Make Round Robin Implementation - Step By Step Guide
Make gives you visual workflow building and deep HTTP control. Pair it with Robin Router and you get fair, trackable lead distribution without writing a single line of code.

What You Need
- A Make account (free plan works — the HTTP module is available on all plans)
- A Robin Router account with a workflow and at least two robin group members
Step 1: Copy Your Webhook URL from Robin Router
Log into Robin Router, open your workflow, and go to the Endpoint tab. Copy the webhook URL.

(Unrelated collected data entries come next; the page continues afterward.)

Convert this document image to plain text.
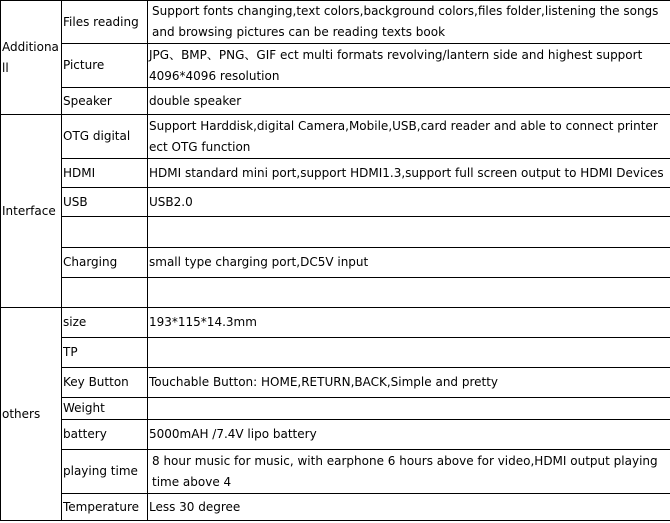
Additionall	Files reading	Support fonts changing,text colors,background colors,files folder,listening the songs and browsing pictures can be reading texts book
	Picture	JPG、BMP、PNG、GIF ect multi formats revolving/lantern side and highest support 4096*4096 resolution
	Speaker	double speaker
Interface	OTG digital	Support Harddisk,digital Camera,Mobile,USB,card reader and able to connect printer ect OTG function
	HDMI	HDMI standard mini port,support HDMI1.3,support full screen output to HDMI Devices
	USB	USB2.0

	Charging	small type charging port,DC5V input

others	size	193*115*14.3mm
	TP	
	Key Button	Touchable Button: HOME,RETURN,BACK,Simple and pretty
	Weight	
	battery	5000mAH /7.4V lipo battery
	playing time	8 hour music for music, with earphone 6 hours above for video,HDMI output playing time above 4
	Temperature	Less 30 degree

https://api.robinrouter.com/webhook/your-tokenThis URL is authenticated by the token in the path. Keep it secure.
Step 2: Create a New Scenario in Make
In Make, click Create a new scenario. Add your trigger module — this depends on your lead source. Examples:
- Webhooks → Custom webhook — Receive data from an external service
- Google Forms → Watch Responses — Google Form submissions
- HubSpot → Watch Contacts — New CRM contacts
- Typeform → Watch Responses — Typeform form fills
- Facebook Lead Ads → Watch Leads — Paid social lead gen
Configure your trigger and run it once to get sample data.
Step 3: Add the HTTP Module
Click the + after your trigger to add a new module. Search for HTTP and select Make a request.

Configure it:
- URL: Paste your Robin Router webhook URL
- Method: POST
- Body type: Raw
- Content type: JSON (application/json)

Step 4: Configure the Request Body (Optional)
If you just need the assignment without logging lead data, leave the body empty. Robin Router will assign the next member and return their data.
If you want to log lead data alongside the assignment, add a JSON body:

{
"input_data": {
"name": "{{1.name}}",
"email": "{{1.email}}",
"source": "google_forms"
}
}Replace {{1.name}} and {{1.email}} with the actual field references from your trigger module.
Step 5: Run and Verify the Response
Run the scenario. The HTTP module returns the Robin Router response:

{
"success": true,
"assignment_id": "782ce737-9b2e-41e6-8114-ef1022a1b711",
"data": {
"id": 4,
"name": "User 4",
"value": "user4@company.com",
"custom_column_1": "44",
"custom_column_2": "55"
}
}You can access data.name, data.value, and any custom columns in subsequent Make modules.
Tip: If Make doesn't automatically parse the response, add a JSON → Parse JSON module after the HTTP module and feed it the response body.
Step 6: Add Downstream Actions
With the assigned member data available, add modules to act on the assignment:
- HubSpot → Update Contact — Set the contact owner to
data.value - Slack → Send a Message — Notify the assigned rep
- Google Sheets → Add a Row — Log the assignment for reporting
- Gmail → Send an Email — Send an intro email from the assigned rep
- Salesforce → Update Record — Assign the lead owner in Salesforce
Step 7: Add Error Handling (Optional)
Right-click the HTTP module and add an Error Handler route. This fires if the webhook request fails. You can configure it to retry, send a Slack alert to the sales manager, or queue the lead for later processing.
Step 8: Verify in Robin Router Logs
Back in Robin Router, go to the Logs page to confirm the assignment was recorded. Click any entry to see the full details — assigned member, custom columns, timestamp, and input data.

Done
Your Make scenario is connected to Robin Router. Every time your trigger fires, the next rep in the round-robin gets assigned automatically. Configure availability toggles and fallback members directly in the Robin Router dashboard — no changes needed in your Make scenario.